Peter showed up at work the next day as though nothing had happened. Nobody referred to Mendele Moykher S’forim again. Goldhandler joshed him no more in that vein, nor ever called him Mister Tokus after that. Peter went on using Yiddishisms and mispronouncing them.

***

I did not share Peter Quat’s disdain for our outlandish employment. To me it was rare fun in a dream world. George and Ira Gershwin came to the penthouse, for instance, to talk over an idea for a musical show. Goldhandler ordered a vast platter of delicatessen sent in from Lindy’s. The Gershwins smiled at us as we came trooping down the stairs behind Goldhandler. “The rebbe and his Hassidim,” George Gershwin said, and there we were, lunching with the great Gershwins!

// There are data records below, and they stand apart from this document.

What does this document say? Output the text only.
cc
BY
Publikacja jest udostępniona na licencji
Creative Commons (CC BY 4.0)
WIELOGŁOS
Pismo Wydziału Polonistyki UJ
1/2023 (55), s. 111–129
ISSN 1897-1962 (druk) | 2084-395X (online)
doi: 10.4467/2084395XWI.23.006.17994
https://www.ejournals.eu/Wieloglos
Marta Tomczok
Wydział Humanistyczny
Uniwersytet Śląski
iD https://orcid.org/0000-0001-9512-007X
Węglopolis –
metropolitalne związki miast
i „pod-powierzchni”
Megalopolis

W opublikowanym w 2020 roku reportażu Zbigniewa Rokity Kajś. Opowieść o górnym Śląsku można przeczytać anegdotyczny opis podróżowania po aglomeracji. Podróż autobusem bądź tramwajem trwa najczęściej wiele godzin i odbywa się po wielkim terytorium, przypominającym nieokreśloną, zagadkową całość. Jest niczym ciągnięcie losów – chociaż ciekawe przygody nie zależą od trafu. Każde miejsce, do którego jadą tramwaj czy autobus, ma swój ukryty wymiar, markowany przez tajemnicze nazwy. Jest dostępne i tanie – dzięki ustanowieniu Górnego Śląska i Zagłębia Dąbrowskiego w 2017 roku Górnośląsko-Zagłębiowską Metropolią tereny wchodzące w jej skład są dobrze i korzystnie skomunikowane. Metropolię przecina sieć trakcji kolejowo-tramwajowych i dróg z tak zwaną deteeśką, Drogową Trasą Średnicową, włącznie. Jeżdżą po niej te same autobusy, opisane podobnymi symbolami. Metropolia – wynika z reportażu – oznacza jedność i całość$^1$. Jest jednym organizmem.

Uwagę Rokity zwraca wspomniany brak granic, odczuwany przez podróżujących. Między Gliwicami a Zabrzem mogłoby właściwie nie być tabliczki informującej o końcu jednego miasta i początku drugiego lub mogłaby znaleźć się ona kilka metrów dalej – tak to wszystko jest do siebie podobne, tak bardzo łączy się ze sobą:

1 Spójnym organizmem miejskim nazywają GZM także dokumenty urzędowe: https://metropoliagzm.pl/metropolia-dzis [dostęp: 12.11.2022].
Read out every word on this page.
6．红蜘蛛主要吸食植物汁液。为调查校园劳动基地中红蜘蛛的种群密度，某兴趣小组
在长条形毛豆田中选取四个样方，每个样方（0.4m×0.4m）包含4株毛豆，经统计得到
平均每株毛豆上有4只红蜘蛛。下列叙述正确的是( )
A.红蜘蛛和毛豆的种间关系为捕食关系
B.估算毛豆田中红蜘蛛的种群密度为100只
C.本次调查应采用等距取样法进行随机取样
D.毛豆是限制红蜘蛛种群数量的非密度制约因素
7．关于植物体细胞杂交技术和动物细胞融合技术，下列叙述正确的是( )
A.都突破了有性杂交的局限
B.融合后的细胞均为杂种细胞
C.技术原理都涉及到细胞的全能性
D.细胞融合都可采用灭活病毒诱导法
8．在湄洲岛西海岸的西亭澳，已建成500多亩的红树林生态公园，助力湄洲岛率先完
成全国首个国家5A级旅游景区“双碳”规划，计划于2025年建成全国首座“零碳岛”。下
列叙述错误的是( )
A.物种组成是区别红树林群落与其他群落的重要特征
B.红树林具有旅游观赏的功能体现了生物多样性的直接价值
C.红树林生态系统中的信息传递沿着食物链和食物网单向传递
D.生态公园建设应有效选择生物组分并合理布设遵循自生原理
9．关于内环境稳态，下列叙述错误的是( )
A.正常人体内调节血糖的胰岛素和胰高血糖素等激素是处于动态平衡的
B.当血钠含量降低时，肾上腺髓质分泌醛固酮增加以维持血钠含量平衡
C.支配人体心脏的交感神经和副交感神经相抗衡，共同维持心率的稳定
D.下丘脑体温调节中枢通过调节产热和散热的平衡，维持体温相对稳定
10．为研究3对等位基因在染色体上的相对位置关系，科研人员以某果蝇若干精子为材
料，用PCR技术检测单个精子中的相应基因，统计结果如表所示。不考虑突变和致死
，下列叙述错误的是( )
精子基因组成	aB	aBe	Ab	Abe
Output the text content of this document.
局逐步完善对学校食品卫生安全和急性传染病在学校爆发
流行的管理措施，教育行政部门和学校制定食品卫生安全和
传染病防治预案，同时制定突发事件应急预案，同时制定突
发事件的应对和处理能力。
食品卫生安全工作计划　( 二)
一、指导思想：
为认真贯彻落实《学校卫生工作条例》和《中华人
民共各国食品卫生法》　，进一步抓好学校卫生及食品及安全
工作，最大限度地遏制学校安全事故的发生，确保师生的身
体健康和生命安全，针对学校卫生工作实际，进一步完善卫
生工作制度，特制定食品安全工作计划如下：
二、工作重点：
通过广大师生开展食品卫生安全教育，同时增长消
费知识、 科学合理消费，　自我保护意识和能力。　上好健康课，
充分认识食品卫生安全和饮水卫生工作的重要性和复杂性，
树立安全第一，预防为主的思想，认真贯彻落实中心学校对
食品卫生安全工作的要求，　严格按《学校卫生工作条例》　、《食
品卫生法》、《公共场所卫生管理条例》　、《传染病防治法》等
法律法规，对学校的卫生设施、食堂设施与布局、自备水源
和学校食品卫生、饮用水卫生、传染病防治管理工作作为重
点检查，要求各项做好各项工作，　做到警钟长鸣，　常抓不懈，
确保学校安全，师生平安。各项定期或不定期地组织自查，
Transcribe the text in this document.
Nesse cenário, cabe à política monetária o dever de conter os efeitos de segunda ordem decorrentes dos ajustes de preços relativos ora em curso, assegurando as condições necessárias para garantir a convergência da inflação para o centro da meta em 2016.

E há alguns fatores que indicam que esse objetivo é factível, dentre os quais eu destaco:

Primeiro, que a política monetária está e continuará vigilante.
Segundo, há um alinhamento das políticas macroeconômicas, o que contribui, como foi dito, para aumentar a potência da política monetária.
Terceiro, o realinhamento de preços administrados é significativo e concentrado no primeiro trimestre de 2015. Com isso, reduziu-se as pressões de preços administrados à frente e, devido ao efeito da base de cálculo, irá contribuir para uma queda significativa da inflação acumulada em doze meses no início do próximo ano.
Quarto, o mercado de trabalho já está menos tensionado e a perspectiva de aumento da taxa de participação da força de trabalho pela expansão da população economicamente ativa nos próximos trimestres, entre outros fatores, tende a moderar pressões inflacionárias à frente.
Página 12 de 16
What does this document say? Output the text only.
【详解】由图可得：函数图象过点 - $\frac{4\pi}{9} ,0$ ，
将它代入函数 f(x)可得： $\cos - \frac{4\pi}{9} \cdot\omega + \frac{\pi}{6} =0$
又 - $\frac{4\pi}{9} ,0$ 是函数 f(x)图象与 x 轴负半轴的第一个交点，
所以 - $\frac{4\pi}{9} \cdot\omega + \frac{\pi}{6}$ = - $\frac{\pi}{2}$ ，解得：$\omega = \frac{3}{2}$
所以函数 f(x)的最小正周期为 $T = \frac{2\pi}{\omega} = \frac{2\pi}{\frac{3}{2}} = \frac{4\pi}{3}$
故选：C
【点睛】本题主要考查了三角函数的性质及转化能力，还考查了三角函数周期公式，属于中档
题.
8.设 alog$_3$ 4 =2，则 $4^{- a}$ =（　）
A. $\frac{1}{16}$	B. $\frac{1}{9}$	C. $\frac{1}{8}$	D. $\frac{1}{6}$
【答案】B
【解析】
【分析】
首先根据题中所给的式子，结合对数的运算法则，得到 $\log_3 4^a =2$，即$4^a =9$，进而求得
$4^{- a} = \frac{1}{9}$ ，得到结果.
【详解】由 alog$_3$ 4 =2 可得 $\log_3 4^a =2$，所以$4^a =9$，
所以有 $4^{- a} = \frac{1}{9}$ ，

Goldhandler knew publishers and editors, for besides his own short stories he had ghostwritten Henny Holtz’s best-selling humorous books. He knew bankers, novelists, playwrights, and opera stars. They all came there just to listen to his rough fantastic humor. He never used old jokes in conversation. His talk was all original. He would stand in front of the mantelpiece and hold forth on the Broadway shows, or the new movies, or literature, or the radio business, or politics. The visitors would prod him with a question or two, and he would soar off in a brilliant tirade, jamming the huge cigar into his mouth while his listeners guffawed at his sallies.

Peter used to growl, “If only he’d get it down on paper!”

At Lindy’s, the all-night Broadway delicatessen restaurant, Goldhandler held court. We would march in at one and two in the morning to eat garlic steaks, or thick corned beef sandwiches, or heavy cream pies, whatever we desired. Goldhandler paid for everything. We ate and drank much more each week than our salaries would have bought. Show business is abuzz at that hour, and Goldhandler’s table was the center of attention as though he were the mayor of New York; possibly more so, because he was funny, and people always want a good laugh.

I know I loved the man, and I felt at home with the Goldhandlers. After all, the boss and I were both atheists who revelled in Yiddish. Mrs. Goldhandler was a sort of plutocratic Aunt Faiga. Her parents were like Boris’s relatives, totally Jewish and totally irreligious. Sigmund and Karl were freakish prodigies, zestful and funny like their father. Maybe the heart of the matter was that, unlike Peter Quat, I didn’t take myself seriously as a writer. I was quite willing to be an apprentice or a Hassid to this gagwriting Gargantua for a year or so. Deep down, I had a sense that it was all a fantastic interlude, before I returned to the law.

And anyway, at the time neither writing nor law were on my mind as much as something else, to use Mama’s words; and to use Goldhandler’s word, something mighty elemental.